Entre as investigações que ainda cercam o ex-presidente, destacam-se dois dos inquéritos mais controversos em andamento: o das fake news e o das milícias digitais. Esses casos, que refletem preocupações sobre a propagação de desinformação e sobre o uso de plataformas digitais para fins ilícitos, continuam a ser acompanhados atentamente.
Recentemente, a investigação sobre a chamada “Abin Paralela”, que investigava a participação de Bolsonaro em um esquema de espionagem ilegal que visava monitorar opositores, foi arquivada pelo ministro Alexandre de Moraes. O arquivamento ocorreu após a análise da Procuradoria-Geral da República (PGR), que concluiu que as informações obtidas já eram suficientes para embasar a condenação de Bolsonaro por sua tentativa de golpe em 2022. No entanto, o inquérito será encaminhado ao Tribunal Regional Federal da 1ª Região para que as apurações sobre Carlos Bolsonaro, seu filho, prossigam.
Outro caso relevante envolve o desvio de joias recebidas por Bolsonaro enquanto estava no cargo. A PGR não apresentou denúncias, justificando que não existe legislação clara sobre como os presentes dados a presidentes devem ser tratados, o que dificultou a tipificação de qualquer crime. Apesar disso, o ministro Moraes ainda não encerrou formalmente essa investigação.
No âmbito da pandemia de covid-19, Bolsonaro é investigado por supostamente incitar a população a não usar mascaras e disseminar informações enganosas sobre vacinas, o que inclui associar vacinas à AIDS. A PGR já havia solicitado o arquivamento desse inquérito, mas as investigações ainda estão em aberto, com movimentações recentes, como a solicitação de cooperação internacional.
Além disso, Bolsonaro enfrenta uma apuração relacionada a uma suposta interferência na Polícia Federal, questão levantada pelo ex-ministro Sergio Moro. Em outubro do último ano, a PGR pediu a reabertura do inquérito, após a conclusão de que eram necessárias novas diligências.

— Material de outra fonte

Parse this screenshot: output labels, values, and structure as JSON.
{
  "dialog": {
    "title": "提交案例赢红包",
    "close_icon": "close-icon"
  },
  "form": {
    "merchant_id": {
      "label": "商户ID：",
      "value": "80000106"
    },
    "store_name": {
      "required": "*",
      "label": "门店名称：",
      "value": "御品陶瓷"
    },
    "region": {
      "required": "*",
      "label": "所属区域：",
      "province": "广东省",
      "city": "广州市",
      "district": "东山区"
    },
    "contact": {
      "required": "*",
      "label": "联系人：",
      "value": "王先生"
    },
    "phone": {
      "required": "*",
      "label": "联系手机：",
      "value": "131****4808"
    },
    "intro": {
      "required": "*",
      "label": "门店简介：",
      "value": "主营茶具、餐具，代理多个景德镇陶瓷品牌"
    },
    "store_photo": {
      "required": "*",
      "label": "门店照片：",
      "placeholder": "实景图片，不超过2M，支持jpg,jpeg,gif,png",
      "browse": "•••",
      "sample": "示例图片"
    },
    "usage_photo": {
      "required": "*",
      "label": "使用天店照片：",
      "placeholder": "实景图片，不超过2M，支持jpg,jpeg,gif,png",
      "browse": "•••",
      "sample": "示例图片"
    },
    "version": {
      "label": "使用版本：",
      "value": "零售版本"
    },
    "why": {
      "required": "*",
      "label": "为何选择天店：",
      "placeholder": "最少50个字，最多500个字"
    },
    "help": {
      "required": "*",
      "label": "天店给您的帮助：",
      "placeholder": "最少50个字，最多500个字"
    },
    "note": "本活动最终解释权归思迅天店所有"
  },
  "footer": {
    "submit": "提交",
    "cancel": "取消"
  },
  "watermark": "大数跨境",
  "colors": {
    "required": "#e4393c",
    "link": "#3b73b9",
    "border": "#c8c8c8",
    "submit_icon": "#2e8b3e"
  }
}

O ex-presidente também é uma figura central em um inquérito sobre os eventos do 8 de janeiro, quando ocorreram movimentações golpistas. Após a divulgação de um vídeo postado por Bolsonaro, ele alegou, em depoimento, que a publicação foi um erro, mas a situação continua a ser monitorada pela Justiça.
Por último, a investigação que examinou a validade do cartão de vacinação de Bolsonaro, que levou à imputação de crimes como associação criminosa, foi arquivada pela PGR por insuficiência de provas. O ex-presidente também é alvo de uma investigação sobre o vazamento de informações relacionadas a um ataque hacker no TSE, no qual é acusado de violar sigilos de investigações para prejudicar a imagem do sistema eleitoral.
Com um panorama recheado de inquéritos e acusações, a situação jurídica de Jair Bolsonaro continua a atrair a atenção da sociedade e do sistema judiciário brasileiro, enquanto as consequências de seu mandato ainda reverberam em diversos âmbitos.